The calculation of the negative predictive value (NPV) (0.95 or 95%) and the false negative rate (FNR) (0.60 or 60%) are correct.
The table provided in the question permits an assessment of how “good” this (hypothetical) test might be considering not just the specificity of the test but also the sensitivity and the prevalence of disease in this (hypothetical) population. NOTE: Assume that there is no sample size issue.
The sensitivity of the test that is examined—the number of positive tests among the people who were screened divided by the number of people who truly have the disease—is low.
Sensitivity=TP/(TP + FN)=True Positives/(True Positive + False Negative)=11/28=0.40 or 40%
This means that the test identifies only 40% of the people truly have the disease. The remaining 60% of people who truly have the disease have a negative test—the test is a false negative.
The positive predictive value—the number of people with a positive test who truly have the disease--is also low in the population with a prevalence of disease that is 0.07 (7%).
PPV=TP/(TP + FP)=True Positive/(True Positive + False Positive)=11/38=0.29 or 29%
This means the only 29% of the people with a positive test truly have the disease. The remaining 71% of people who have a positive test do not truly have the disease—the test is a false positive.

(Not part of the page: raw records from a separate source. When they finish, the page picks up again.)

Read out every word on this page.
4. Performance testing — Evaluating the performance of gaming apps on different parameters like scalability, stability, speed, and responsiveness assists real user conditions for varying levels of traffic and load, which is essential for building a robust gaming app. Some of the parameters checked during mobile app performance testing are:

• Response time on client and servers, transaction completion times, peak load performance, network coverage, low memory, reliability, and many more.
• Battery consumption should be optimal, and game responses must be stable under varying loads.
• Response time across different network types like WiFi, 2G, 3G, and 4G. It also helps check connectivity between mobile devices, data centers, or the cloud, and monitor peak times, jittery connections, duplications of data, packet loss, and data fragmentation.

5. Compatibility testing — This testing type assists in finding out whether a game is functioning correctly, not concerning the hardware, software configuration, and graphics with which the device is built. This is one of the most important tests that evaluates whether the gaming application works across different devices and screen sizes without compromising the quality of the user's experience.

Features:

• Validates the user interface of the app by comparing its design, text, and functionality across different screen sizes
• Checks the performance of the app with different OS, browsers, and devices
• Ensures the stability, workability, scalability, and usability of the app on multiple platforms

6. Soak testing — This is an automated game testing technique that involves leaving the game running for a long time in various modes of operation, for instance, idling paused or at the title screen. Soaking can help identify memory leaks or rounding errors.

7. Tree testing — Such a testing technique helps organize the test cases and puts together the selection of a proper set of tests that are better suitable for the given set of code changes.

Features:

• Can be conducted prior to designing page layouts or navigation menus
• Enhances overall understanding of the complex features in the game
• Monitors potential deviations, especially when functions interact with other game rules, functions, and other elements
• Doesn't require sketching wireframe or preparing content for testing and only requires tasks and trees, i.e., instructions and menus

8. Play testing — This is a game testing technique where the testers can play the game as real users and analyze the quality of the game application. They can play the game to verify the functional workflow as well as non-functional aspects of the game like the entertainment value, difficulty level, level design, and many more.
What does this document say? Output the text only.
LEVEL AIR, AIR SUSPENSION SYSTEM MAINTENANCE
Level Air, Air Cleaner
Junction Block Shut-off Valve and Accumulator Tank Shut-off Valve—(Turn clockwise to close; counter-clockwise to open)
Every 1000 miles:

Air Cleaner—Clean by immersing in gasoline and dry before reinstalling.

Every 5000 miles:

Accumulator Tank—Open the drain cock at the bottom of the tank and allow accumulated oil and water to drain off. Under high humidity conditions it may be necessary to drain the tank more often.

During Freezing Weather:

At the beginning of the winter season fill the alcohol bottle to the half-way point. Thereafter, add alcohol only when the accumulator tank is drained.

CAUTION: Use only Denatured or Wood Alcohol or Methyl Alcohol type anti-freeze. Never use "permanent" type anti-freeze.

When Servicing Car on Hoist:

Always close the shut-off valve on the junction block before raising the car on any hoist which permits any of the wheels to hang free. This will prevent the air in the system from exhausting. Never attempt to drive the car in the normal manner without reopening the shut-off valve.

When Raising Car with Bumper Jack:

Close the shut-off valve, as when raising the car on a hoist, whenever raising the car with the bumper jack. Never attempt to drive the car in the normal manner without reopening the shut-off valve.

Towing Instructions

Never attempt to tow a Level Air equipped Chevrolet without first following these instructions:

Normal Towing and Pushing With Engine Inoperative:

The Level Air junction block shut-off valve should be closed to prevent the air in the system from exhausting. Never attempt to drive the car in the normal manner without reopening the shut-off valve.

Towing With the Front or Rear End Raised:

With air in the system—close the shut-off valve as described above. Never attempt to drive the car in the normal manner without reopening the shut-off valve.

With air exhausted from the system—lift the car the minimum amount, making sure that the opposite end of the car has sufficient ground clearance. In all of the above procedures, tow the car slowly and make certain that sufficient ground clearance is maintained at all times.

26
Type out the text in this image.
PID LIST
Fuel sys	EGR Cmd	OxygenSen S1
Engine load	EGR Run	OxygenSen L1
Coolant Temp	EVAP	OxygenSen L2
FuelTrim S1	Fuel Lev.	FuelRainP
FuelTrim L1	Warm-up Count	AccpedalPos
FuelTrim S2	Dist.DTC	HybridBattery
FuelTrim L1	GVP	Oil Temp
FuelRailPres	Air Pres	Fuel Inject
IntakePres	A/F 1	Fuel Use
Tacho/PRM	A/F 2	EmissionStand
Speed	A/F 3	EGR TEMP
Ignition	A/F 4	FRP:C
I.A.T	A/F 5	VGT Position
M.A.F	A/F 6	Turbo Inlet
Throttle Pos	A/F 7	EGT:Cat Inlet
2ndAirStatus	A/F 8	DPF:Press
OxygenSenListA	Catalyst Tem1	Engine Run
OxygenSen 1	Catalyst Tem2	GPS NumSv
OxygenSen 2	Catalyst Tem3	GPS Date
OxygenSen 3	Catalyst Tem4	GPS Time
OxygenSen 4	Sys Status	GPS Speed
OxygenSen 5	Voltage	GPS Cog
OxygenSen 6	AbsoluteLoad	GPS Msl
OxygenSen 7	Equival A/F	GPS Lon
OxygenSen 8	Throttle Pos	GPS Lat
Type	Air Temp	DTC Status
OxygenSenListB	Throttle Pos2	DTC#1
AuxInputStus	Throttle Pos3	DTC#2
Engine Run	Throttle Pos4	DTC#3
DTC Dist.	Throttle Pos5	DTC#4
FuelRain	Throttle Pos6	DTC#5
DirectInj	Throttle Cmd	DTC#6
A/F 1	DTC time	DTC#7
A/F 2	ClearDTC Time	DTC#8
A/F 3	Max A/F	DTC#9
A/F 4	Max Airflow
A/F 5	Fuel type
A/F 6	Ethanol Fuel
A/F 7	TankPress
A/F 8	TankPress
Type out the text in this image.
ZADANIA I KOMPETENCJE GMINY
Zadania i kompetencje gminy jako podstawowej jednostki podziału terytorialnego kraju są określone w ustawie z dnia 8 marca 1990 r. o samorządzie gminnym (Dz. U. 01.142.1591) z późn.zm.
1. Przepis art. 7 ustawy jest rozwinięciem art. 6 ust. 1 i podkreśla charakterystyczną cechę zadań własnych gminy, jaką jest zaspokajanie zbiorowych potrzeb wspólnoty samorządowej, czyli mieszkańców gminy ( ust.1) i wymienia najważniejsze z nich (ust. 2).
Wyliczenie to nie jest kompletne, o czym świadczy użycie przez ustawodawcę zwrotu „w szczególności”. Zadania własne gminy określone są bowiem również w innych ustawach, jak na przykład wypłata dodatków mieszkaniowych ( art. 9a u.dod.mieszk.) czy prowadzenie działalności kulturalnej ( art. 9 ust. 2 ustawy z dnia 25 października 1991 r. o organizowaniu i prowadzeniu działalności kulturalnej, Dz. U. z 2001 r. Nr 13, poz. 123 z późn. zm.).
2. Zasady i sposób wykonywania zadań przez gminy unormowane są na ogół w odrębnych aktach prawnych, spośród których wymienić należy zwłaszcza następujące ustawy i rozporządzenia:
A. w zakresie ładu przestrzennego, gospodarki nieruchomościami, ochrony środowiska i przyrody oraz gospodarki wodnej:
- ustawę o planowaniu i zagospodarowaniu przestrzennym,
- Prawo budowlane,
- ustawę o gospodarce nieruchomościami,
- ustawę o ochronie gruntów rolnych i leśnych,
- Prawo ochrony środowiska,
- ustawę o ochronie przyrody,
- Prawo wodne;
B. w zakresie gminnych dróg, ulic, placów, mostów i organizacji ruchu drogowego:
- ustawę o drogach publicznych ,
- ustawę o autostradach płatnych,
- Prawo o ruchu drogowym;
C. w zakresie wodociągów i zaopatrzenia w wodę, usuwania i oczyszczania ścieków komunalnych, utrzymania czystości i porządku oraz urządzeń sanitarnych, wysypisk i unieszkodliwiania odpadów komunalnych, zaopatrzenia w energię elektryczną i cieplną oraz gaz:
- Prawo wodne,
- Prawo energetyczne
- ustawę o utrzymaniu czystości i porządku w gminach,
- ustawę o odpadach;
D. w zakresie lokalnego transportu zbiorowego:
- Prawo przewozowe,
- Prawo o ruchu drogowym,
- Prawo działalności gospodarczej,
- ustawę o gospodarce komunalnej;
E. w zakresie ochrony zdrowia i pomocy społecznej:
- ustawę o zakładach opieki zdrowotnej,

The classic description of the principles of screening for diseases is by Wilson and Jungner.
Wilson JMG, Jungner G. Principles and practices of screening for disease. Geneva, Switzerland: World Health Organization; 1968. Report No.: Public Health Papers No. 34. Available from: http://whqlibdoc.who.int/php/WHO_PHP_34.pdf.
In it, the authors state:
Ideally ……a test should be highly sensitive and should miss very few
persons with the disease, though a relatively high proportion of false
positives can be accepted…page 22
Writing in 2011, several current and former members of the United States Preventive Services Task Force state this another way:
Test must be easy and quick, may be less sensitive and specific than a
diagnostic test. In a screening test, one may accept a higher
false-positive rate, but a high false-negative rate would not be
acceptable. Table 1.
Harris R, Sawaya GF, Moyer VA, Calonge N. Reconsidering the criteria for evaluating proposed screening programs: reflections from 4 current and former members of the US Preventive Services Task Force. Epidemiologic Reviews. 2011;33:20-35.
Your instinct is correct. This is NOT a good screening test in a population with this disease prevalence. It has both a high false negative rate (60%) and a high false positive rate (71%).